A trace of Brisbane’s Aboriginal past is found at the Nudgee Bora Ring about 12km north of the centre at Nudgee Waterhole Reserve, at the junction of Nudgee and Childs roads. Last used in 1860, two low mounds where boys were initiated form little more than an icon today, and you’ll probably feel that it’s not worth the trip. More rewarding are the several Aboriginal walking trails at Mount Coot-tha; the City Hall information desk has leaflets on these which explain traditional uses of the area.
Accommodation
As Australia’s fastest-growing city, Brisbane has a shortage of inner-city accommodation, with hostels bursting with travelling casual workers, and the luxury boutique apartments often rented long-term by the expanding business and law fraternity. You should book at least a week ahead, longer if your visit will coincide with the Brisbane Cup horse race in June, the Royal Queensland Show (the “Ekka”) in August, or the week-long Brisbane Festival in September. Prices at high-end places may drop at weekends and during December and January, due to the scarcity of business customers and competition from the Gold Coast.
Brisbane Festivals
Brisbane Festival September brisbanefestival.com.au. World-class arts festival with music, theatre, comedy, dance, opera and circus events held across the city.

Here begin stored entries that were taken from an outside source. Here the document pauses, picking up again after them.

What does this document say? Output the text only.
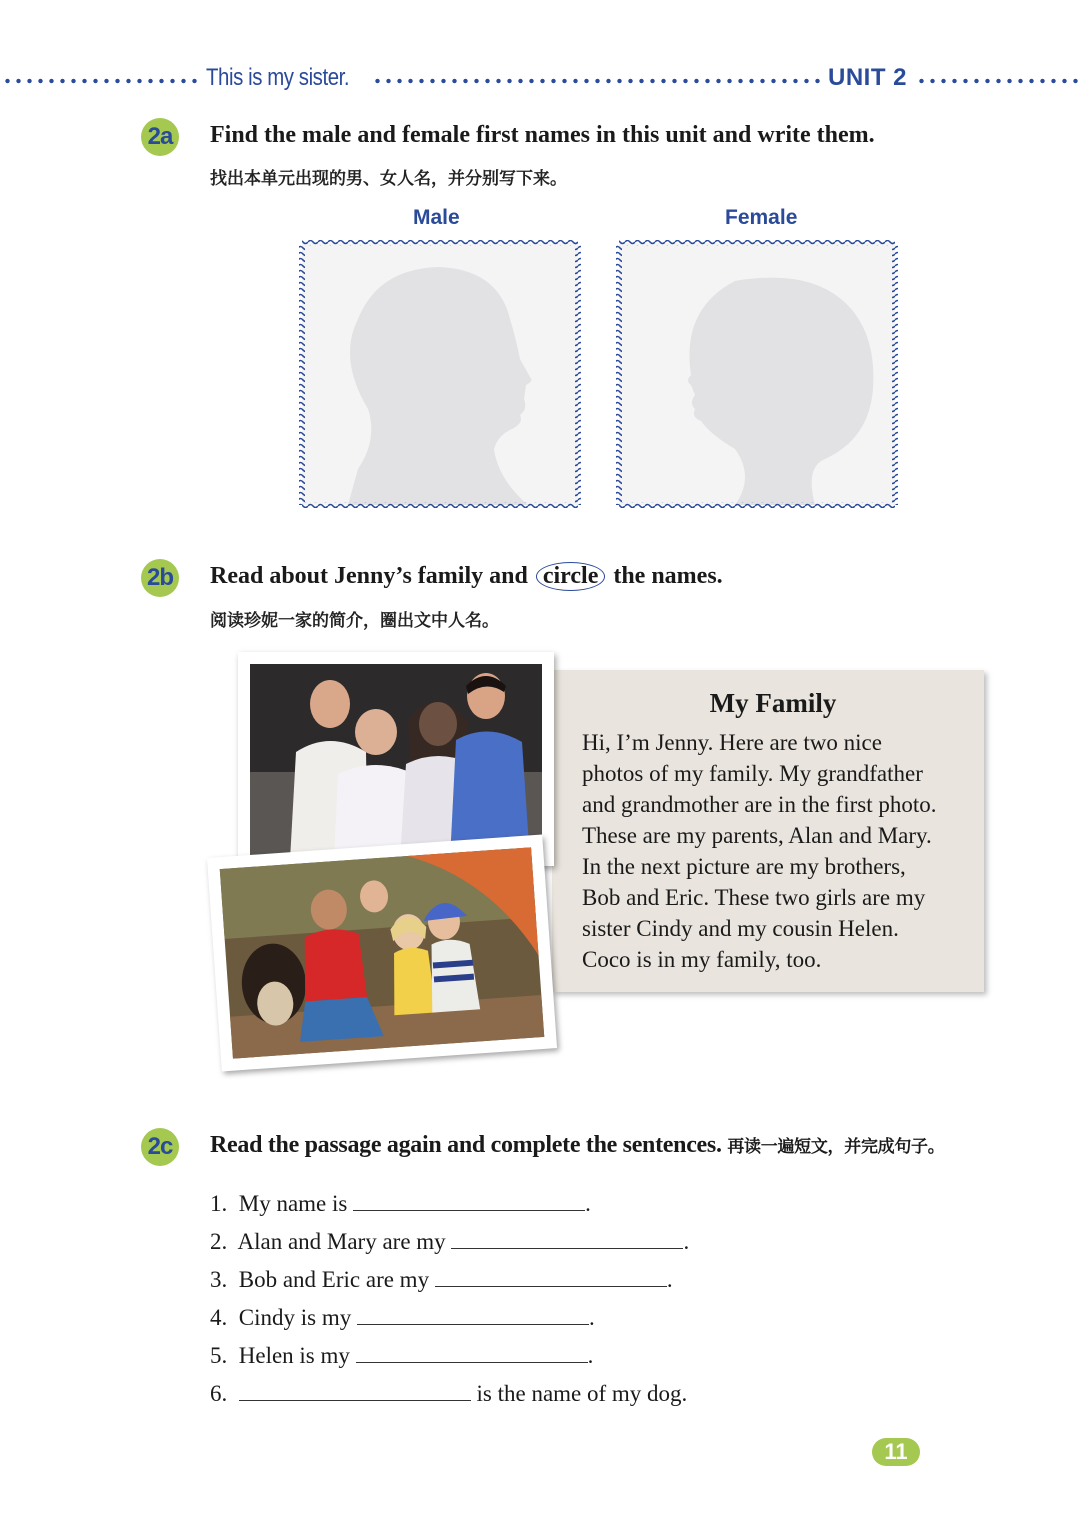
This is my sister.	UNIT 2
2a Find the male and female first names in this unit and write them.
找出本单元出现的男、女人名，并分别写下来。
Male	Female
2b Read about Jenny’s family and circle the names.
阅读珍妮一家的简介，圈出文中人名。
My Family
Hi, I’m Jenny. Here are two nice
photos of my family. My grandfather
and grandmother are in the first photo.
These are my parents, Alan and Mary.
In the next picture are my brothers,
Bob and Eric. These two girls are my
sister Cindy and my cousin Helen.
Coco is in my family, too.
2c Read the passage again and complete the sentences. 再读一遍短文，并完成句子。
1. My name is	.
2. Alan and Mary are my	.
3. Bob and Eric are my	.
4. Cindy is my	.
5. Helen is my	.
6.	is the name of my dog.
11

Brisbane Writers Festival September bwf.org.au. Four days of talks, readings, workshops and fringe events.
Fête de la Musique June fetedelamusiquebrisbane.com.au. Free outdoor performances across the city to commemorate World Music Day.
Northern Exposure October brisbears.org.au. Seven days of gay-friendly events.
Pride Festival September gayprideaustralia.com.au. Month-long celebration of Gay Pride.
Queensland Music Festival July qmf.org.au. Biennial state-wide musical events.
Supafest April supafest.com.au. Australia’s largest urban music festival.
The Brisbane River
The sluggish, meandering Brisbane River is, at four hundred million years old, one of the world’s most ancient waterways. It flows from above Lake Wivenhoe – 55km inland – past farmland, into quiet suburbs and through the city before emptying 150km downstream into Moreton Bay. Once an essential trade and transport link with the rest of Australia and the world, it now seems to do little but separate the main part of the city from South Brisbane; though it’s superficially active around the city centre, with ferries and dredgers keeping it navigable, most of the old wharves and shipyards now lie derelict or buried under parkland.
If the locals seem to have forgotten the river, it has a habit of reasserting its presence through flooding. In February 1893 cyclonic rains swelled the flow through downtown Brisbane, carrying off Victoria Bridge and scores of buildings: eyewitness accounts stated that “debris of all descriptions – whole houses, trees, cattle and homes – went floating past”. This has since been repeated many times, notably in January 1974 when rains from Cyclone Wanda completely swamped the centre, swelling the river to a width of 3km at one stage. Despite reminders of this in brass plaques marking the depths of the worst floods at Naldham House Polo Club, the construction of the Lake Wivenhoe dam, completed in 1984, gave property developers (and their insurers) the confidence to build some of Brisbane’s poshest homes beside the river, notably at Yeronga, Graceville and Chelmer, southwest of the centre. However, the dam couldn’t contain the sheer volume of rain that fell in January 2011 and the river burst its banks once again, causing millions of dollars’ worth of damage. Disastrous though this was, renovation work proceeded speedily and most buildings and services had reopened within a few weeks.